At one time it seemed as if Trinity might take a lead in the Tractarian movement; but the influence possibly of Ingram and Haddan directed the attention of their pupils to historical studies, at first ecclesiastical, but afterwards of a more general character. It is too early at present to estimate the exact place of individuals in the literature of the nineteenth century; but among those who will be said to have “flourished” since 1800, and by whose work the influence of Trinity on the period may be judged, may be mentioned the late Archdeacon Randall, Rev. Isaac Williams the poet and theologian, Rev. W. J. Copeland, J. W. Bowden, Rev. W. H. Guillemard, Sir G. K. Rickards, Rev. A. W. Haddan, the elder Herman Merivale, Mountague Bernard the international jurist, Bishops Claughton of St. Alban’s, Stubbs of Oxford, Basil Jones of St. David’s, and Davidson of Rochester, Vere (Lord) Hobart Governor of Madras, Roundell Palmer Earl of Selborne, Ralph (Lord) Lingen, Professors Rawlinson, Freeman, Dicey, Sanday, Bryce, Pelham, Ramsay, Rev. Sir G. Cox, Rev. North Pinder, Rev. Isaac Gregory Smith, Bosworth Smith, the travellers William Gifford Palgrave and Sir Richard Burton, to omit more junior present and recent members of the foundation and commoners. Some of those mentioned when scholars were famed for the “Trinity ἦθος,” which denoted “considerable classical attainments and certain theological susceptibilities.”
The annals of the College during this period can only be glanced at.

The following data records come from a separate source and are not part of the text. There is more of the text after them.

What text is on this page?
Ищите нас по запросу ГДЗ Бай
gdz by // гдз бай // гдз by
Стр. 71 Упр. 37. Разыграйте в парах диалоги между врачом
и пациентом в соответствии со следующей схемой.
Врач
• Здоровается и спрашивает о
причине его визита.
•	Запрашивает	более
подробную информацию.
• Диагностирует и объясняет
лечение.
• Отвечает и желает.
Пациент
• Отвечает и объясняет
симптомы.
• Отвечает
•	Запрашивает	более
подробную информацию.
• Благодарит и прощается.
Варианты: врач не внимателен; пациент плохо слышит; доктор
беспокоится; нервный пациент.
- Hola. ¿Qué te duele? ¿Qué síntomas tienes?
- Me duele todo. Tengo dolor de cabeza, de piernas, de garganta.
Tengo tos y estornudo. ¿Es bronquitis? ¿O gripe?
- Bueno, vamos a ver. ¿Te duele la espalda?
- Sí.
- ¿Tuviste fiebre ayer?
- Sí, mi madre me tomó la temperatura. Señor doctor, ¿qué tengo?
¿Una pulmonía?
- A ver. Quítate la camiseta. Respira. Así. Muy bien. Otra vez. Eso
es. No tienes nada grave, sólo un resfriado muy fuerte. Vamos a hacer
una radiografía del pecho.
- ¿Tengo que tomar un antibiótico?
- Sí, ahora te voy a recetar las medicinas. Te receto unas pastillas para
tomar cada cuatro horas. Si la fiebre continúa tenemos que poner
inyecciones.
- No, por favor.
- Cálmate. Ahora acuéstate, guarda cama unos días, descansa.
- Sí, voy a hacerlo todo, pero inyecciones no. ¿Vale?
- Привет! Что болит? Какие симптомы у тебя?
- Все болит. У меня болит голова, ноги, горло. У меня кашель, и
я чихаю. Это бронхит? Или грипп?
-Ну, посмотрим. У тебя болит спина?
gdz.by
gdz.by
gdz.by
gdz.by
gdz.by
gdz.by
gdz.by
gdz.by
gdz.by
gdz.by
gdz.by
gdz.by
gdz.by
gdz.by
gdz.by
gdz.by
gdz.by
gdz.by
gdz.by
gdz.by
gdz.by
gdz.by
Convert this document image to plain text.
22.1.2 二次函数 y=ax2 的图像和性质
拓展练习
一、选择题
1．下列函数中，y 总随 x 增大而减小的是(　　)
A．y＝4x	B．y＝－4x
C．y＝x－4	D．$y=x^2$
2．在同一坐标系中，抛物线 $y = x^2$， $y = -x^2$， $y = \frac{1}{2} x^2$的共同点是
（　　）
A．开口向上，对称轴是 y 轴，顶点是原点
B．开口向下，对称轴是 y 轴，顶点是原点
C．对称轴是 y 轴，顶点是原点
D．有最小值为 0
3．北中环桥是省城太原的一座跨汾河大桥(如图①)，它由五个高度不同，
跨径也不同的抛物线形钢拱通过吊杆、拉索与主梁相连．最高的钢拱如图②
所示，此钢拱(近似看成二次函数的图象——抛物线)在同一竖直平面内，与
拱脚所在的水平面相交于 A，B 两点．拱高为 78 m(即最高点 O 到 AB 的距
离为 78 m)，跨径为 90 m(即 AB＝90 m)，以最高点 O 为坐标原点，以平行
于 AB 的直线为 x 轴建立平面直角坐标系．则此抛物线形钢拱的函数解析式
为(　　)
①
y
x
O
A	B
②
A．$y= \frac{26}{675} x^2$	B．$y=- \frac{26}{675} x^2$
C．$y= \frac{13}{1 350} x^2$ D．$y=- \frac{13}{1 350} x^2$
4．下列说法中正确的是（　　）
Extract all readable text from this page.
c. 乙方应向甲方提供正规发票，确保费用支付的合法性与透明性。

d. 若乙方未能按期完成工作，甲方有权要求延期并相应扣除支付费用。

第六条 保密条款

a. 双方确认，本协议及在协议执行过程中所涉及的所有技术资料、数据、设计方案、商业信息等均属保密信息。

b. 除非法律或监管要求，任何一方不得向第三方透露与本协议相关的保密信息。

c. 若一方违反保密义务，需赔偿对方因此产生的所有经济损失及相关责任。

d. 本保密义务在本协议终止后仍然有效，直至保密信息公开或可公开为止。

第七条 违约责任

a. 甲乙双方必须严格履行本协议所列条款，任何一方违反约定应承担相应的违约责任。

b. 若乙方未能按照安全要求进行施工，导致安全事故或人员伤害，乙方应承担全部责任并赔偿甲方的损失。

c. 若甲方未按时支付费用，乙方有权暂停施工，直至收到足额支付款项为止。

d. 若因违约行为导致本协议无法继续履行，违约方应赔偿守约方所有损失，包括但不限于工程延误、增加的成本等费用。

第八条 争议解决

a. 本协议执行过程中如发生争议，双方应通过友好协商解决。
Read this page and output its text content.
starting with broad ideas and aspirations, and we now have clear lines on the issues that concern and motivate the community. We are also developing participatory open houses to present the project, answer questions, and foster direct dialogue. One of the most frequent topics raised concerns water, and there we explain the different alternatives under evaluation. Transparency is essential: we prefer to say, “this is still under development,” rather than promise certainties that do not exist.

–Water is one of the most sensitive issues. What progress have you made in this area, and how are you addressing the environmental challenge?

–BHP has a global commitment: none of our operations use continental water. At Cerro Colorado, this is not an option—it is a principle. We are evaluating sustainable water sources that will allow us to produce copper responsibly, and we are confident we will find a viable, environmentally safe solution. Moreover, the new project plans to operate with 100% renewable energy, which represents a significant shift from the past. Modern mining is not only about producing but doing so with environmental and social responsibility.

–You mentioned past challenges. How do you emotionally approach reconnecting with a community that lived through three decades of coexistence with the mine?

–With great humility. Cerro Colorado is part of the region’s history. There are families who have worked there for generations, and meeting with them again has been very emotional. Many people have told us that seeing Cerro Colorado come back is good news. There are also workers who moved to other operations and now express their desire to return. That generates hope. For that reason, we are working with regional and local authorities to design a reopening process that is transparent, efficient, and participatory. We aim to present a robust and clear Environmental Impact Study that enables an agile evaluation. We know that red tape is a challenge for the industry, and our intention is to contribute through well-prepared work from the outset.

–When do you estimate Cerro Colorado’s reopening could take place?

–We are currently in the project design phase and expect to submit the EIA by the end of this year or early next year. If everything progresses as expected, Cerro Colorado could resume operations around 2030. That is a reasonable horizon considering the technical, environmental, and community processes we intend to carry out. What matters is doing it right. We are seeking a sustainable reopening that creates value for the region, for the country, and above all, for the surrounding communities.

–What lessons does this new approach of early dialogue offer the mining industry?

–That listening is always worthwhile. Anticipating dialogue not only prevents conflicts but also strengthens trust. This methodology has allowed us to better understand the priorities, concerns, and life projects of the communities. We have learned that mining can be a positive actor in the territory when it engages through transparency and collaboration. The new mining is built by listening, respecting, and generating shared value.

Dr. James Ingram, president 1824-1850, was well known as one of the first authorities on English antiquities and Anglo-Saxon literature: by the undergraduates he was looked upon as what an old pupil has called a “physical force man.” He left to the College a large and valuable collection of topographical and antiquarian books. The next president, Dr. John Wilson, of whose great care for the College estates and archives many striking proofs remain, was one of those Heads of Houses who adopted a non possumus attitude towards the first University Commission; he resigned in 1866, and retired to Woodperry House, where he died in 1873. His successor, the Rev. Samuel William Wayte, had been one of the secretaries to the Commissioners; he conferred great benefits on the College by his careful management of the property, and exercised considerable influence in the University. In 1878 he retired to Clifton, where he still lives. In electing in his place the Rev. John Percival, head master of Clifton College, who had never been on the books of Trinity, the fellows took a step unusual but not unprecedented in College history; in 1887 he resigned, on accepting the headmastership of Rugby School. Under Dr. Percival the new statutes of the Commission of 1877-81 came into force; to them is due a slight increase which has taken place in the number of Scholars. The number of commoners had already exceeded the traditional limit of “forty men and forty horses,” and partly in consequence of this, it was determined to build; between 1883 and 1887 the large block of rooms and the new president’s lodgings in the front quadrangle, both by Mr. T. G. Jackson, were constructed; Kettell Hall was bought from Oriel, and the picturesque cottages on Broad Street and the old president’s house converted into college rooms. A large portion of the money necessary for these purposes was contributed by present and past members of the foundation, and other graduates of the College.
We may conclude by mentioning some other important benefactions of the present century. James Ford, B.D., rector of Navestock, left funds for the purchase of advowsons, and for exhibitions appropriated to certain schools; the Millard bequest provides an endowment for natural science. A present of money from a “Member of the College” has been spent on portraits for the hall; an organ for the chapel was given by President Wayte; and seven windows of stained-glass representing Durham College saints, have recently been given by the Rev. Henry George Woods, M.A., the present President, to whom this account of Trinity College may be appropriately inscribed.